The United Nations Security Council is intervening to resolve a diplomatic standoff between Sudan, Egypt and Ethiopia over Ethiopia’s Grand Ethiopian Renaissance Dam (GERD), which the other countries fear will impact their water supply.
African Union-sponsored talks to broker an agreement between the three countries broke down in January, in a dispute that dates back to 2011.
Arab states requested the 15-member council’s involvement in peace talks last month in anticipation of the Blue Nile’s rainy season, which runs from June to September, which triggers the filling of the dam.
As part of the Arab-sponsored diplomatic push, Tunisia is proposing that the UN Security Council calls for a binding agreement between the three countries within six months, according to a draft resolution seen by Reuters on Wednesday.
Tensions in the row escalated on July 6 as the dam automatically started filling for a second year running without an agreement with Egypt and Sudan.
Ethiopia opposes UN involvement
Following a UN Security Council meeting on the issue on Thursday, ambassadors released a statement expressing readiness to back efforts to negotiate a solution to the “decade-long disagreement” after recent negotiations under the AU “yielded little progress.”
“An agreement on the dam can be reached, and must be reached, while underlining the UN’s readiness to support the countries, and the African Union, in reaching an agreement that is beneficial to all sides,” they said.
Ethiopia sees the GERD as a crucial national infrastructure project to boost its power supply but Egypt fears that the dam will siphon off Nile waters, endangering its water security.
Ethiopia’s Ministry of Foreign Affairs wrote to the UNSC on Tuesday, protesting what they said was the “unwelcome meddling of the Arab League” in the dispute.
Separately, Ethiopia’s envoy to the UN tweeted on Thursday that “the Nile belongs to all the half billion people in the 11 riparian countries.”
“The water is enough for all of us.
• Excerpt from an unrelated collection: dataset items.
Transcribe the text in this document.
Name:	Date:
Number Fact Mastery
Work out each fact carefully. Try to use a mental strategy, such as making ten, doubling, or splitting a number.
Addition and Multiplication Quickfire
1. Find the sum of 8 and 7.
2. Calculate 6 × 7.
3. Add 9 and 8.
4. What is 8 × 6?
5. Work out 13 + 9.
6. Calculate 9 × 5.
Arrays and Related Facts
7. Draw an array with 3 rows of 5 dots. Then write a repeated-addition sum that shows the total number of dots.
Ethiopia generates 77 billion meter cube of water per year. It is only fair that we impound a small fraction of the annual inflow for its hydroelectric Dam.” he said.
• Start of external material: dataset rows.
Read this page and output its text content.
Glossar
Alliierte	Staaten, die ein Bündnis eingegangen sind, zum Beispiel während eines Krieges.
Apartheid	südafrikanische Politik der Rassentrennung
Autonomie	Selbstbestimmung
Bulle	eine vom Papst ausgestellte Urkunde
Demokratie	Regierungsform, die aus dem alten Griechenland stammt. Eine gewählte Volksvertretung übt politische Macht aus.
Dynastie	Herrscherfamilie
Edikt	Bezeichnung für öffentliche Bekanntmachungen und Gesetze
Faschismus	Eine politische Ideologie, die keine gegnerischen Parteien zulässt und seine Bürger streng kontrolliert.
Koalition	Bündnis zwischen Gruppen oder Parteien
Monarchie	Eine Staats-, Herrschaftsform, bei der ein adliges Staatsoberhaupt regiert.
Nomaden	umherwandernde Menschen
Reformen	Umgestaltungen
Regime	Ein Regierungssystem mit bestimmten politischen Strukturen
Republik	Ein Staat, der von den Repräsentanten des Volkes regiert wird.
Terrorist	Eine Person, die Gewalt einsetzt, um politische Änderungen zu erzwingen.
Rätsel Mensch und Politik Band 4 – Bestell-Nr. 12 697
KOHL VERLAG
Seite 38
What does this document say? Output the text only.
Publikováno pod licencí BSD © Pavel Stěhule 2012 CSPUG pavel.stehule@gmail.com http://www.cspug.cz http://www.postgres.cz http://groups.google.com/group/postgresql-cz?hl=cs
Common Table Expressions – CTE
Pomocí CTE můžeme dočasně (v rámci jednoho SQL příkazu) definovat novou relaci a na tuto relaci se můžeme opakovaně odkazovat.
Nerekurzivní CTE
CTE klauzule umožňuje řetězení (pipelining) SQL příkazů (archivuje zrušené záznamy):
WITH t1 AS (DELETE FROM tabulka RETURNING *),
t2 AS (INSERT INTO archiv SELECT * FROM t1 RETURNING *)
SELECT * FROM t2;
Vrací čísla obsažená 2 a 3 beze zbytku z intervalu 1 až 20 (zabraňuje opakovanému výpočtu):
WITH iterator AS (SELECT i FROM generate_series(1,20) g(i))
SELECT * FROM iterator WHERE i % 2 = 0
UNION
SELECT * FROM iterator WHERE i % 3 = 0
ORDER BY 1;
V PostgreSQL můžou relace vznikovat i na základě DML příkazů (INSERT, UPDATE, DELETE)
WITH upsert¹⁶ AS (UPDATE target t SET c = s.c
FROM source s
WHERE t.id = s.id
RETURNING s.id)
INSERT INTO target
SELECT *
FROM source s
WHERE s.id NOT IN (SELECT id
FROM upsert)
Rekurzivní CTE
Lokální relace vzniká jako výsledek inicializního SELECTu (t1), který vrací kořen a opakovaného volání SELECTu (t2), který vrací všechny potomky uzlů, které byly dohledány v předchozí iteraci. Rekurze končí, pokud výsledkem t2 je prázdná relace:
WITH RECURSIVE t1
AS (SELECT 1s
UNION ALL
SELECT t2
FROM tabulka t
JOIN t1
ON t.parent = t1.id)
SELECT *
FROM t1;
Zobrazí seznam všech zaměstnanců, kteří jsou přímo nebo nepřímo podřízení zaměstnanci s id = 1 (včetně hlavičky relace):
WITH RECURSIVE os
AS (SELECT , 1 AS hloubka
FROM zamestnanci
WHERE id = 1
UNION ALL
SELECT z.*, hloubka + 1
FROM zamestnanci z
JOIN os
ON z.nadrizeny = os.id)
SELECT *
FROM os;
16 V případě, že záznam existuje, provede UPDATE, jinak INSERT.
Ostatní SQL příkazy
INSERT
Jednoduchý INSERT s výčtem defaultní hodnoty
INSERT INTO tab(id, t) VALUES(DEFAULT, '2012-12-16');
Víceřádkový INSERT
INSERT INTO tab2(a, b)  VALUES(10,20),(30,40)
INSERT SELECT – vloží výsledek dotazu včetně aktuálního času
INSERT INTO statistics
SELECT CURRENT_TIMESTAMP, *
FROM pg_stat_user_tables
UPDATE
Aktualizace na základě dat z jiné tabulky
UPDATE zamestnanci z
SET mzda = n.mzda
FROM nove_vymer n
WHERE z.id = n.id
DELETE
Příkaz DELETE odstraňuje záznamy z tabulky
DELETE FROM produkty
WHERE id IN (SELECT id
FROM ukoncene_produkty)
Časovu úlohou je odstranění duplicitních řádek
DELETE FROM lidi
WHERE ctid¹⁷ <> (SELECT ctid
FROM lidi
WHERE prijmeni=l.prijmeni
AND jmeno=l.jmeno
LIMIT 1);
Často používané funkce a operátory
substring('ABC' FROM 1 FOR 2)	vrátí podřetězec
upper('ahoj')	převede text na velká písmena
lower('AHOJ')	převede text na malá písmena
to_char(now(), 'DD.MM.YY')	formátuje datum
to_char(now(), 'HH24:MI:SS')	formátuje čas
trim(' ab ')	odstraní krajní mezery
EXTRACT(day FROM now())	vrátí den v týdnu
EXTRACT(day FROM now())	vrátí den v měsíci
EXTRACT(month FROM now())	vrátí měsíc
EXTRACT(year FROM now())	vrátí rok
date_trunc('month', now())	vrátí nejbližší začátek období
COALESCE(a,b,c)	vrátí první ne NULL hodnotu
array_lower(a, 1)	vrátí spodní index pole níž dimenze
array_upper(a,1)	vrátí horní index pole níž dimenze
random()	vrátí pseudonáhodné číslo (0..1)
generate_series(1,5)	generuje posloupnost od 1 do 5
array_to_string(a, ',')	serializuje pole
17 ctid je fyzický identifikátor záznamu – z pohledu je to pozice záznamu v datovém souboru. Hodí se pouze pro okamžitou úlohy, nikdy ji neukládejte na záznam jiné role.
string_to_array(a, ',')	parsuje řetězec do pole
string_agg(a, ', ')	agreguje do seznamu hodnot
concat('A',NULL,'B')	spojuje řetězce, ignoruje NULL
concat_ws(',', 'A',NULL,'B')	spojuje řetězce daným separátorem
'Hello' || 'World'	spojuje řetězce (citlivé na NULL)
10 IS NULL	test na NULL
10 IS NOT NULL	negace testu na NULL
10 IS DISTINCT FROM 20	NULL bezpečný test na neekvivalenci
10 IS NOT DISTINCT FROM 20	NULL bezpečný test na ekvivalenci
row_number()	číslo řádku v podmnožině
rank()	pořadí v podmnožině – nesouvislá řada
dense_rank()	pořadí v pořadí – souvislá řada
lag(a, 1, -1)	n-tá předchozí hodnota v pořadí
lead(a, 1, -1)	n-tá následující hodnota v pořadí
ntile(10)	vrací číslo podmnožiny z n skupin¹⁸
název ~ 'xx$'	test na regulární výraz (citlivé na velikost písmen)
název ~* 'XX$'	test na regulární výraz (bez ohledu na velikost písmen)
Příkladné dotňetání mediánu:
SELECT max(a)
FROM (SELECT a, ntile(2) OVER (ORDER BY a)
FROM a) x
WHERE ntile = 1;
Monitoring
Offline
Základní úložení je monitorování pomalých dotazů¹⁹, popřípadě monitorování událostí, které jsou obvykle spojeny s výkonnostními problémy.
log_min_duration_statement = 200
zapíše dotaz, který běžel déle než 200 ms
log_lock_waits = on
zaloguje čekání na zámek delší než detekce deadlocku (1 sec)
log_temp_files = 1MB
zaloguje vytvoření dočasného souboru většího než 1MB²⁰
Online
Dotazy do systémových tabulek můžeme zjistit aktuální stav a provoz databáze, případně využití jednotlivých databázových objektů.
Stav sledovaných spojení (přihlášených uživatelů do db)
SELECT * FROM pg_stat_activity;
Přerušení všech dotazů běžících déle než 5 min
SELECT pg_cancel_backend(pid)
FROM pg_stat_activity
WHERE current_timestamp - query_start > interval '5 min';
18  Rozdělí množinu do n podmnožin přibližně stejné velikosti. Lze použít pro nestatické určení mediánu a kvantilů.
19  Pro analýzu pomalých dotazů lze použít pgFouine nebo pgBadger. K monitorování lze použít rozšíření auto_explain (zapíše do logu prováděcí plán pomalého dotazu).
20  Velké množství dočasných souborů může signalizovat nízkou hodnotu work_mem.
“The filling process is pure physics. Once the dam concrete reaches a certain height, the water either flows through the bottom outlets or overflows the concrete. This year the dam will store water until it reaches the 13.5 billion cubic meters indicated in the filling schedule.”
Ethiopia last filled the dam in July 2020, prompting the African Union to take over the leadership of the negotiations. Earlier US-brokered attempts to end the dispute failed, leading the US to consider cutting aid to Ethiopia.
The $4.6bn structure is the largest hydropower dam in Africa, and is set to transform Ethiopia’s economy by doubling its electricity output to 16,000 GW.
Currently, only 44% of Ethiopia’s households have access to electricity, with a quarter of these relying on off-grid solutions. By contrast, Egypt has already achieved full electricity coverage.
The Nile contributes 90% of Egypt’s fresh water and underpins irrigation and power generation, leading the government to cast the GERD as a national security threat. If the project goes ahead as Addis Ababa plans, Egypt fears water shortages and additional hydropower projects upstream.